June 13, 2009

Jimmy Carter on Jeff Feltman

From my friend Josh Hersh, in the New Yorker:

Perhaps the only thing Carter hadn’t found time for, of late, was an epic e-mail from Jeffrey Feltman, the State Department’s envoy to Syria—“It’s this long,” Carter said, spreading his hands wide as if he were taking measure of a prize fish. Carter, who has been outspoken in his support for more American engagement with the Syrian regime, and groups like Hamas and Hezbollah, which are on the State Department’s list of terrorist organizations, has a particular disdain for Feltman, who as Ambassador to Lebanon during the Bush Administration, consistently antagonized Syria. “For some ungodly reason, when Hillary decided to send some representative to Syria they picked out Feltman,” he said.

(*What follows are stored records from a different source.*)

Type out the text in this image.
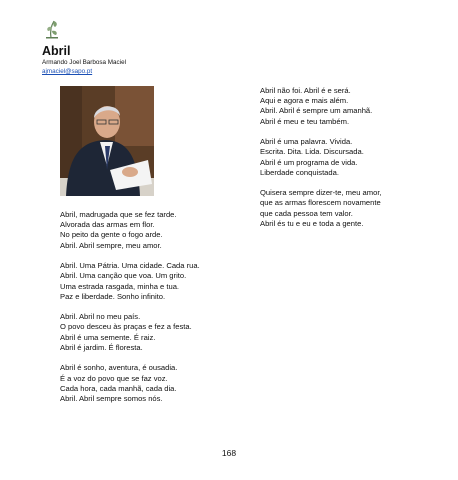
Abril
Armando Joel Barbosa Maciel
ajmaciel@sapo.pt

Abril, madrugada que se fez tarde.
Alvorada das armas em flor.
No peito da gente o fogo arde.
Abril. Abril sempre, meu amor.

Abril. Uma Pátria. Uma cidade. Cada rua.
Abril. Uma canção que voa. Um grito.
Uma estrada rasgada, minha e tua.
Paz e liberdade. Sonho infinito.

Abril. Abril no meu país.
O povo desceu às praças e fez a festa.
Abril é uma semente. É raiz.
Abril é jardim. É floresta.

Abril é sonho, aventura, é ousadia.
É a voz do povo que se faz voz.
Cada hora, cada manhã, cada dia.
Abril. Abril sempre somos nós.

Abril não foi. Abril é e será.
Aqui e agora e mais além.
Abril. Abril é sempre um amanhã.
Abril é meu e teu também.

Abril é uma palavra. Vivida.
Escrita. Dita. Lida. Discursada.
Abril é um programa de vida.
Liberdade conquistada.

Quisera sempre dizer-te, meu amor,
que as armas florescem novamente
que cada pessoa tem valor.
Abril és tu e eu e toda a gente.

168
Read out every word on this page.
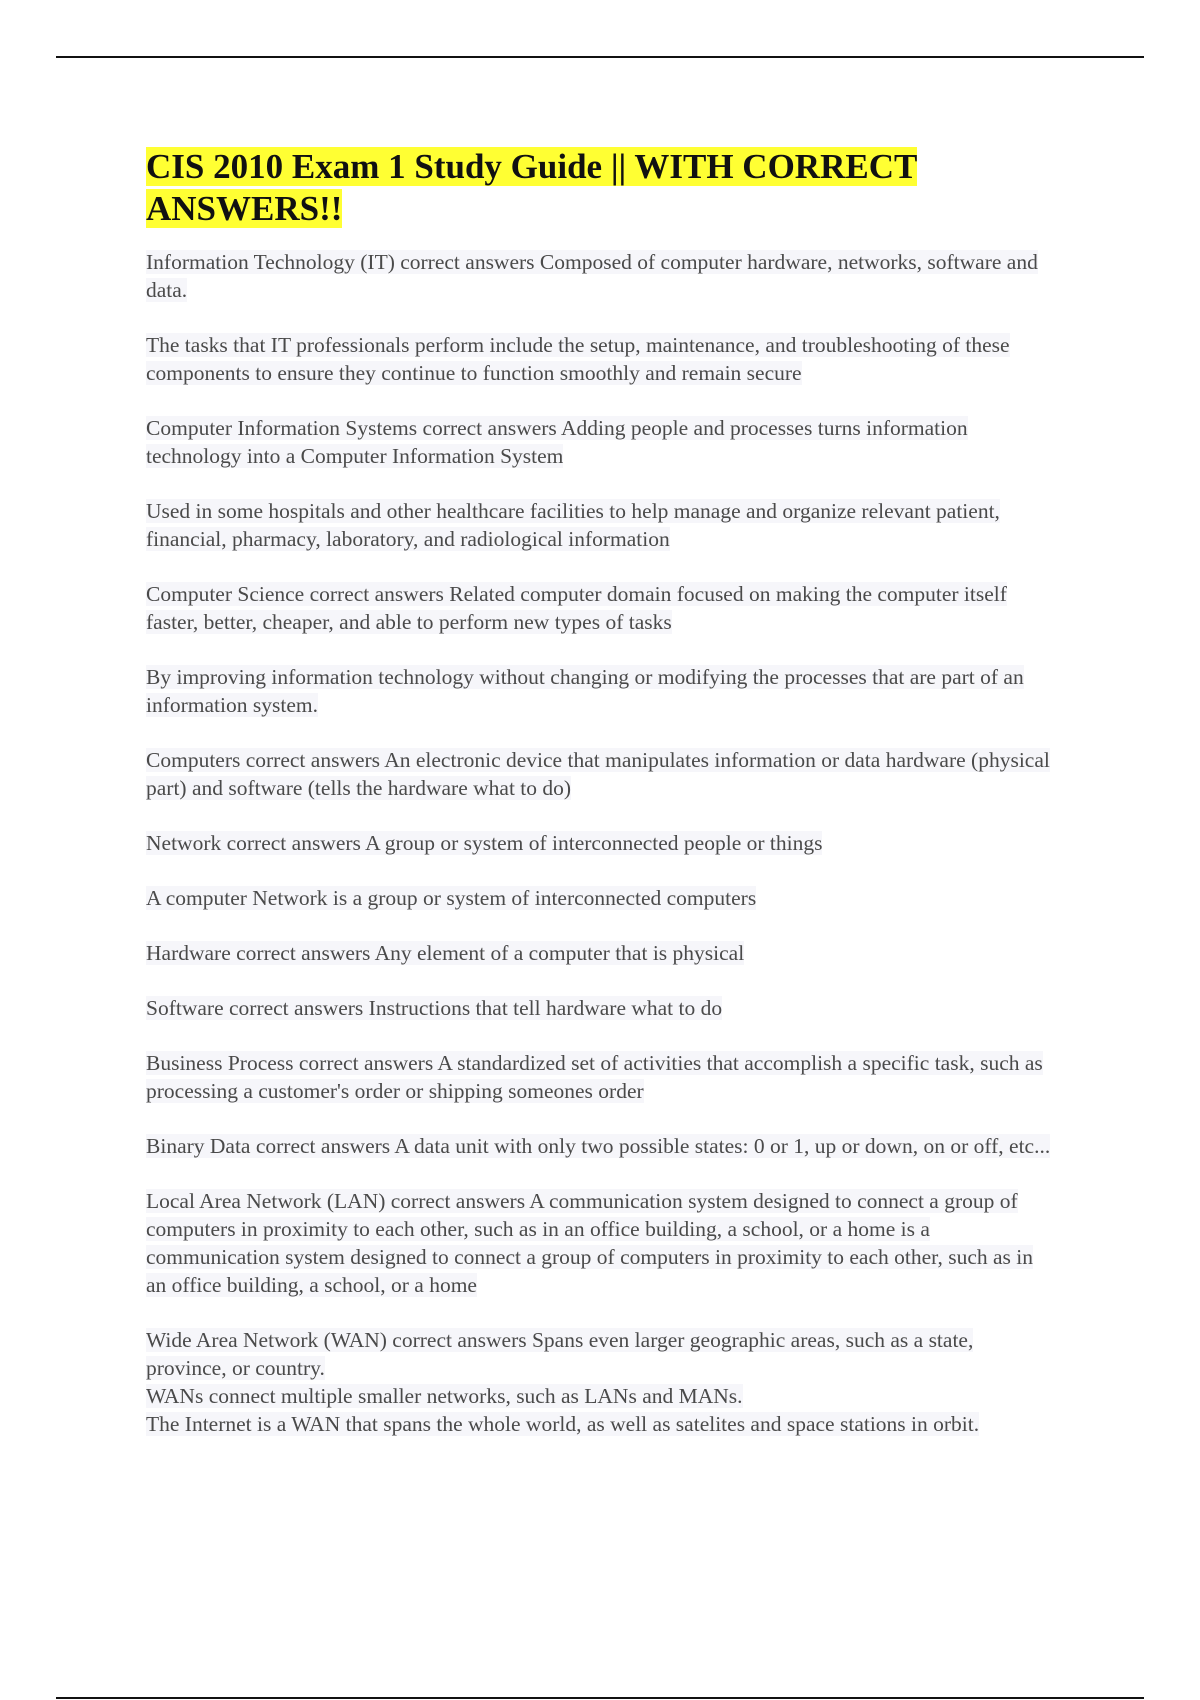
CIS 2010 Exam 1 Study Guide || WITH CORRECT ANSWERS!!
Information Technology (IT) correct answers Composed of computer hardware, networks, software and data.
The tasks that IT professionals perform include the setup, maintenance, and troubleshooting of these components to ensure they continue to function smoothly and remain secure
Computer Information Systems correct answers Adding people and processes turns information technology into a Computer Information System
Used in some hospitals and other healthcare facilities to help manage and organize relevant patient, financial, pharmacy, laboratory, and radiological information
Computer Science correct answers Related computer domain focused on making the computer itself faster, better, cheaper, and able to perform new types of tasks
By improving information technology without changing or modifying the processes that are part of an information system.
Computers correct answers An electronic device that manipulates information or data hardware (physical part) and software (tells the hardware what to do)
Network correct answers A group or system of interconnected people or things
A computer Network is a group or system of interconnected computers
Hardware correct answers Any element of a computer that is physical
Software correct answers Instructions that tell hardware what to do
Business Process correct answers A standardized set of activities that accomplish a specific task, such as processing a customer's order or shipping someones order
Binary Data correct answers A data unit with only two possible states: 0 or 1, up or down, on or off, etc...
Local Area Network (LAN) correct answers A communication system designed to connect a group of computers in proximity to each other, such as in an office building, a school, or a home is a communication system designed to connect a group of computers in proximity to each other, such as in an office building, a school, or a home
Wide Area Network (WAN) correct answers Spans even larger geographic areas, such as a state, province, or country.
WANs connect multiple smaller networks, such as LANs and MANs.
The Internet is a WAN that spans the whole world, as well as satelites and space stations in orbit.
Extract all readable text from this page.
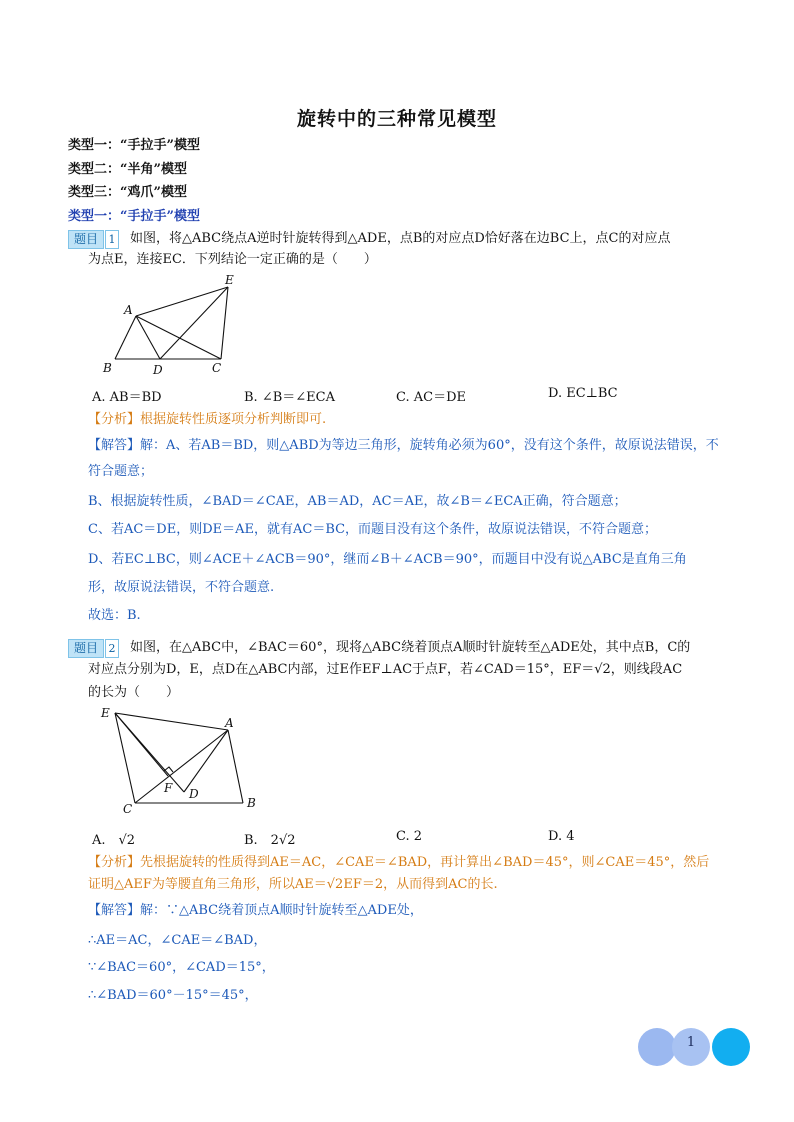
旋转中的三种常见模型
类型一：“手拉手”模型
类型二：“半角”模型
类型三：“鸡爪”模型
类型一：“手拉手”模型
题目 1 如图，将△ABC绕点A逆时针旋转得到△ADE，点B的对应点D恰好落在边BC上，点C的对应点
为点E，连接EC．下列结论一定正确的是（　　）
A
B	C
D
E
A. AB＝BD	B. ∠B＝∠ECA	C. AC＝DE	D. EC⊥BC
【分析】根据旋转性质逐项分析判断即可.
【解答】解：A、若AB＝BD，则△ABD为等边三角形，旋转角必须为60°，没有这个条件，故原说法错误，不
符合题意；
B、根据旋转性质，∠BAD＝∠CAE，AB＝AD，AC＝AE，故∠B＝∠ECA正确，符合题意；
C、若AC＝DE，则DE＝AE，就有AC＝BC，而题目没有这个条件，故原说法错误，不符合题意；
D、若EC⊥BC，则∠ACE＋∠ACB＝90°，继而∠B＋∠ACB＝90°，而题目中没有说△ABC是直角三角
形，故原说法错误，不符合题意.
故选：B.
题目 2 如图，在△ABC中，∠BAC＝60°，现将△ABC绕着顶点A顺时针旋转至△ADE处，其中点B，C的
对应点分别为D，E，点D在△ABC内部，过E作EF⊥AC于点F，若∠CAD＝15°，EF＝√2，则线段AC
的长为（　　）
E
A
F D
C	B
A.　√2	B.　2√2	C. 2	D. 4
【分析】先根据旋转的性质得到AE＝AC，∠CAE＝∠BAD，再计算出∠BAD＝45°，则∠CAE＝45°，然后
证明△AEF为等腰直角三角形，所以AE＝√2EF＝2，从而得到AC的长.
【解答】解：∵△ABC绕着顶点A顺时针旋转至△ADE处，
∴AE＝AC，∠CAE＝∠BAD，
∵∠BAC＝60°，∠CAD＝15°，
∴∠BAD＝60°－15°＝45°，
1
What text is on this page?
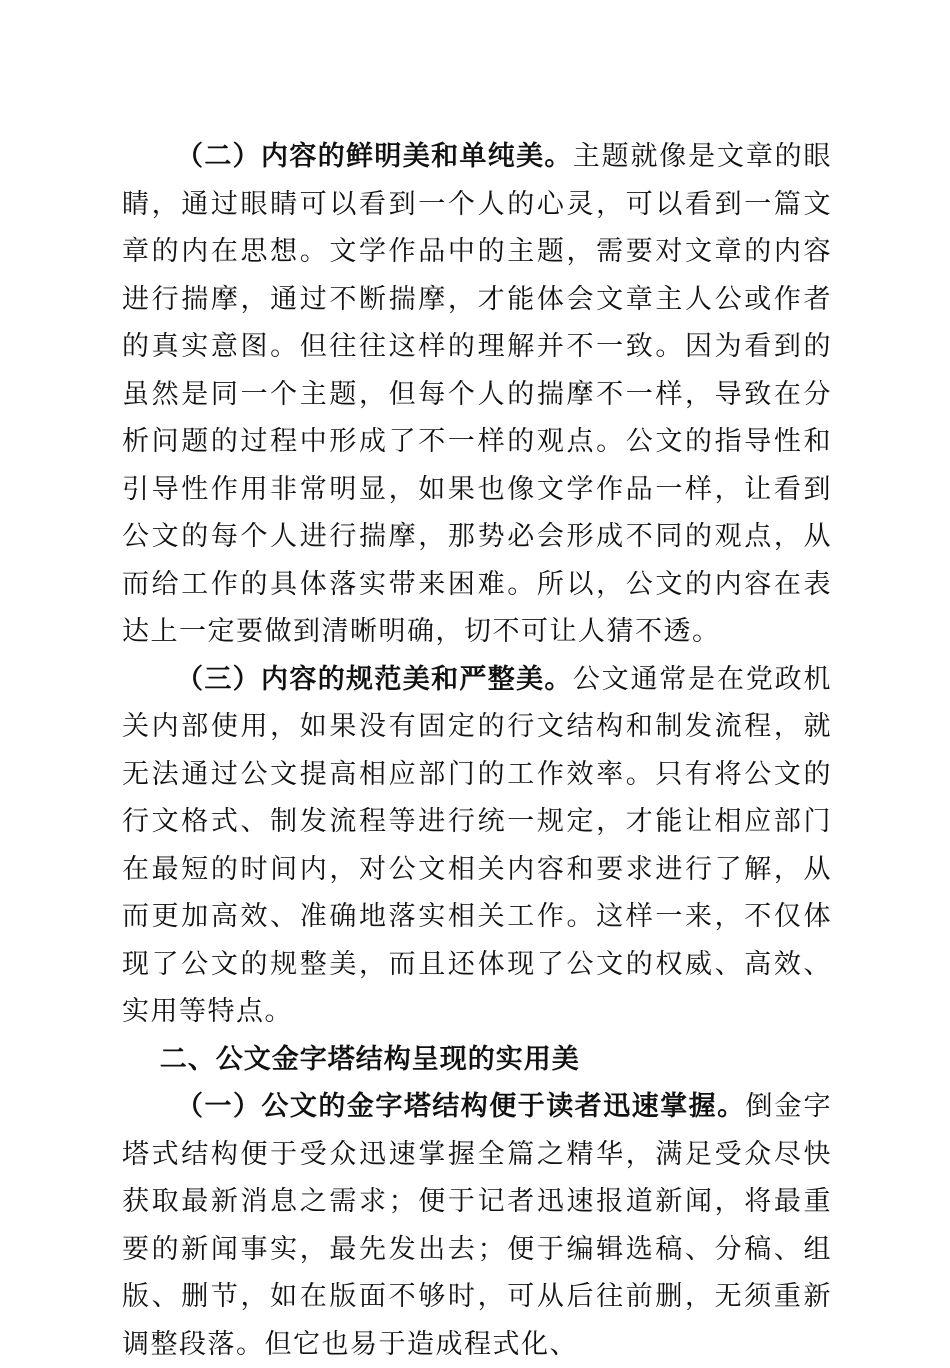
（二）内容的鲜明美和单纯美。主题就像是文章的眼睛，通过眼睛可以看到一个人的心灵，可以看到一篇文章的内在思想。文学作品中的主题，需要对文章的内容进行揣摩，通过不断揣摩，才能体会文章主人公或作者的真实意图。但往往这样的理解并不一致。因为看到的虽然是同一个主题，但每个人的揣摩不一样，导致在分析问题的过程中形成了不一样的观点。公文的指导性和引导性作用非常明显，如果也像文学作品一样，让看到公文的每个人进行揣摩，那势必会形成不同的观点，从而给工作的具体落实带来困难。所以，公文的内容在表达上一定要做到清晰明确，切不可让人猜不透。

（三）内容的规范美和严整美。公文通常是在党政机关内部使用，如果没有固定的行文结构和制发流程，就无法通过公文提高相应部门的工作效率。只有将公文的行文格式、制发流程等进行统一规定，才能让相应部门在最短的时间内，对公文相关内容和要求进行了解，从而更加高效、准确地落实相关工作。这样一来，不仅体现了公文的规整美，而且还体现了公文的权威、高效、实用等特点。

二、公文金字塔结构呈现的实用美

（一）公文的金字塔结构便于读者迅速掌握。倒金字塔式结构便于受众迅速掌握全篇之精华，满足受众尽快获取最新消息之需求；便于记者迅速报道新闻，将最重要的新闻事实，最先发出去；便于编辑选稿、分稿、组版、删节，如在版面不够时，可从后往前删，无须重新调整段落。但它也易于造成程式化、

On the one hand, this story is kind of amusing, what with the former president getting a case of the red ass on account of our former ambassador to Lebanon, Jeffrey Feltman. But I have to confess, I used to feel sorry for the Bush Administration when it would try to present a unified face to the world on issues only for a former president -- who, while a great and wonderful man, is about as important in contemporary policy debates as Angelina Jolie -- to go running around drinking tea with Hamas and sending mixed signals. I always worried that external audiences didn't quite get the former president's contemporary irrelevance. And I have never understood the animosity the March 8th crowd feels for Feltman. He always gets painted as this neo-conservative stooge of the Bush Administration, but the one time I met him and had coffee, in late 2006, he struck me as a) one of the more knowledgable observers of Lebanon and Lebanese politics I had ever met and b) someone who, ideology aside, would ruthlessly pursue U.S. interests at the expense of all other considerations. Now, that's not the kind of guy I want working for Amnesty International, true, but that is the kind of guy I want serving as a U.S. ambassador. (Though I have heard -- but cannot confirm -- that Feltman speaks no Arabic. I am not sure how important this is.) And I still have sympathy for this new administration with Jimmy Carter running around presenting this alternate U.S. foreign policy to the region while folks in Washington and the region are dealing with some really tough issues. Former presidents have different obligations, I feel, than the rest of us, which is part of the reason I admire President Bush's decision to sit at home, read the Dallas Morning News over his coffee and not feel the need to criticize the new administration in the way his former vice president has.